Testing and diagnosing Lyme disease is not as straightforward as it may seem.
Like all other aspects of this illness, the topic of testing is complicated. There are basically two ways to test for Lyme disease and its co-infections.
Obviously, a positive test for the bug itself would be the best and most direct method for diagnosing Lyme disease. These tests are known as PCR (polymerase chain reaction) tests. They identify the DNA of a bug in the blood stream.
However, Borrelia doesn’t like to live in the blood stream. Relying on a blood test to find the actual bug doesn’t make much sense. Borrelia prefers to live inside cells and tissues so it’s not very common to have a PCR blood test comes back positive for Lyme. A negative PCR test does NOT means a person is negative.
There is a newer PCR test available which looks for the presence of Borrelia in the urine. To avoid the same issues of the blood tests, the bug is coaxed or “provoked” out of hiding prior to collection. This is done through a variety of different methods such as vigorous exercise, Rolfing / deep tissue massage, and more recently using ultrasound.

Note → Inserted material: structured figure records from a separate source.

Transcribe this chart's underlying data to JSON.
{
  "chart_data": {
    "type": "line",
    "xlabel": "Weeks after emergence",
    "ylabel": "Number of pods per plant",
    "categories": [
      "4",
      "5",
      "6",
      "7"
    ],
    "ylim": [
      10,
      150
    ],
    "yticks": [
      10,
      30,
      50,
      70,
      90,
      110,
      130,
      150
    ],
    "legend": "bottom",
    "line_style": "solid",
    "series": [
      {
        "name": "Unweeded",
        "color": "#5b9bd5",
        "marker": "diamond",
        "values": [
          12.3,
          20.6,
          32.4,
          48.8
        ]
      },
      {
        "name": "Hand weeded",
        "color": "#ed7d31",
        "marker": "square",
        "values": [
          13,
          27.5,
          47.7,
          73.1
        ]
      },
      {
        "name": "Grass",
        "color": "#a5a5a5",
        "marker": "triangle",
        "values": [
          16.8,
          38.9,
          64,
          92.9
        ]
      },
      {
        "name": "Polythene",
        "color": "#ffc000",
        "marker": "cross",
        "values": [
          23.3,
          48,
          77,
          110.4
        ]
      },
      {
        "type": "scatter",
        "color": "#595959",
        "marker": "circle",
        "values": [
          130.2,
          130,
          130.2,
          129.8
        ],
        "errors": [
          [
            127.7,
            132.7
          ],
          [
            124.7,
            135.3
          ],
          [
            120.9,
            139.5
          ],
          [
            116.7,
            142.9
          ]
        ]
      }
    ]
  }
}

The most common way of testing for bugs is looking for antibodies to the infections in the blood. These are the proteins our body makes in response to invaders. Antibodies bind to infections in an effort to destroy and facilitate their elimination.
Vaccines work by stimulating the body to produce antibodies to infections before our body comes in contact with the bug. If tested, most people have antibodies to the measles virus for instance, even though they never had measles.
Testing positive for Lyme antibodies means the body has seen the bug. Conventional medicine often argues that the presence of antibodies does not mean there is a current infection.
The problem with that is Lyme disease and its co-infections are bugs that are designed to live in our bodies long-term. People rarely clear these bugs on their own.
Bartonella is a known immune suppressant, so a person is less likely to test positive for Lyme if there is a co-infection present. Since Lyme disease prefers to live inside cells and deeper tissues, antibodies drop over time.
The Lyme bug is known to shift the markers it carries on the outside of itself in an effort to avoid detection by the immune system.
These markers are the binding sites for antibodies. The immune system is making antibodies that are specific to these markers. If the markers are constantly changing, antibody levels can go up and down pretty quickly creating confusion.
These situations can create the production of antibodies that are associated with new infections. It can leave a doctor puzzled when they see new antibody production to Lyme disease but the patient has had symptoms for many years.
ELISA & Western Blot
There are several different lab procedures for testing the presence of antibodies. The Centers for Disease Control (CDC) developed a two-tiered testing process for Lyme Disease (Borrelia only) that includes the ELISA and Western Blot tests (1).
Someone must test positive for a certain number of “bands” on an ELISA test (which is accurate in 35% of cases at best) before being referred to a Western Blot test. Both are required to be positive for an official diagnosis. This was developed to track movement of the infection through the US population, not for clinical use with patients.
There are new tests being used now called T-cell activation tests. They differ from antibody testing in that they are attempting to differentiate active infections from older infections and are poised to become the preferred method of testing.
The biggest issue that encompasses all the testing methods is that they do not account for all the possible species of these infections. Lyme disease used to be thought of as an infection with the bug, Borrelia burgdorferi, but we now know there are other species of Borrelia including: Borrelia afzelii, Borrelia miyamotoi, Borrelia recurrentis, Borrelia japonica, Borrelia garinii, etc. Standard tests do not look for all of these.
It is important to find a lyme literate doctor who can test for and interpret ALL of the infections associated with Lyme disease….not just Borrelia.